The main reasons for the discount on Sports Direct's shares are the two ongoing investigations into the retailer's activities, involving the Serious Fraud Office and Office of Fair Trading.
While the retailer is co-operating fully with the inquiries, there remains the prospect of a surprise, such as a hefty fine or worse, further down the line. They are worth the risk, as Sports Direct is forecast to ramp up its dividend and grow pre-tax profits over the next two years ahead of the London Olympics in 2012. Buy says the Independent.
Goals Soccer is now on a very low valuation after plunging over the last year on concern about debt levels and exposure to the weak consumer economy. The shares are yielding 1.48p% and the price-to-earnings ratio is 9.53 times. Goals has expanded its borrowing facilities to £55m from £47m, meaning it has enough headroom before testing covenants, and says earnings are back on a firmer footing. Buy says the Telegraph.
Under the guidance of Andrew Witty, chief executive, GlaxoSmithKline is emerging from a difficult few years of expiring patents. It is focused on diversifying away from "white pill/Western market" reliance, a sector which now accounts for just a quarter of sales. With the shares trading on 11.8 times 2010 earnings and a 4.7% yield, buy says the Telegraph.
The market sees vet products group Dechra as a safe-as-houses defensive punt, but such has been the antipathy towards the shares that they are now trading on a very undemanding price to earnings level of 12.7 times, while the yield comes in at a reasonable 2.4%. On a valuation basis alone, it is hard to ignore Dechra. A buy, but don't give the group an indefinite period to get the stock going says the Independent.

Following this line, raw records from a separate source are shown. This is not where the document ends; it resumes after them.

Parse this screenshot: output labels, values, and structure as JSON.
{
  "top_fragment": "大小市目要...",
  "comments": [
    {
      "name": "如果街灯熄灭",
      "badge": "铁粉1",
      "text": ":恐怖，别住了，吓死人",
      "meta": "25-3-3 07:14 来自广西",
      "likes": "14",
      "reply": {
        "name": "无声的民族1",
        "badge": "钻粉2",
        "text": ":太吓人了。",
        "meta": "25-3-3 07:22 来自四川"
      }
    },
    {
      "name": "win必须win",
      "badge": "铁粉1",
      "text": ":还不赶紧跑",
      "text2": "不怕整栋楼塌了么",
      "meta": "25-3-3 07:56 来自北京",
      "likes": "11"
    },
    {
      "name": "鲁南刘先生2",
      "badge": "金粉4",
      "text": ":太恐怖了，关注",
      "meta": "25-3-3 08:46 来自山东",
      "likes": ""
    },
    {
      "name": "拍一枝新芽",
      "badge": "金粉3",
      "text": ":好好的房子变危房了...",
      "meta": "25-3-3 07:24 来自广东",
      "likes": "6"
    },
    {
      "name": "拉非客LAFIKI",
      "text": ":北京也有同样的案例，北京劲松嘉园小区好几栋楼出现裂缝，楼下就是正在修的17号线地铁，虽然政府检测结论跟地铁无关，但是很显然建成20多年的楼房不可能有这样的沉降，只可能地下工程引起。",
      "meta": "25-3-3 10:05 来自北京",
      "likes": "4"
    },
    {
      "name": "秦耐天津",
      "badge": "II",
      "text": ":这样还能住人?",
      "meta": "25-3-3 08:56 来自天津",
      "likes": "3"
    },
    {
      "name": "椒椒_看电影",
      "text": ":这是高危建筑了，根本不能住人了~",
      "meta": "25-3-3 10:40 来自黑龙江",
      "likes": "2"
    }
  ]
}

Pub group and brewer Greene King's outlook is muddy, with the group pointing to "a number of significant headwinds". These include the austerity cuts, benefits reform and the impending rise in VAT, which are expected to force a decline in consumer spending. A hold for now says the Independent.
By any objective measure, we still have too many pubs. Greene King has proved it is up to the challenge of outperforming its peers, investing wisely and securing decent returns. It has a solid balance sheet and the shares are yielding a useful 5.3% on this year's payment. But it is a case of nice management, shame about the sector says the Times.
DS Smith traditionally has been a low-margin, highly cyclical maker of paper and packaging that has relied on a huge dividend yield, approaching 9% at one stage. Chief executive Miles Roberts wants to make the group more focused, with higher margins and reduced cyclicality. The shares are on about nine times' this year's earnings and yield about 3.4%. Hold, pending any further update on strategy says the Times.
Ashtead Group, once an unambitious British plant hire company, is now trying to persuade the market that the decision to spend $1bn beefing up its American business in 2006 was, with hindsight, a wise one. Whatever the long-term prospects, US construction is going to continue to be tough. Ashtead profits should see some bounce in the financial year to end-April 2012 but even on that year's numbers shares are selling on 14 times' profits. No reason to chase says the Times.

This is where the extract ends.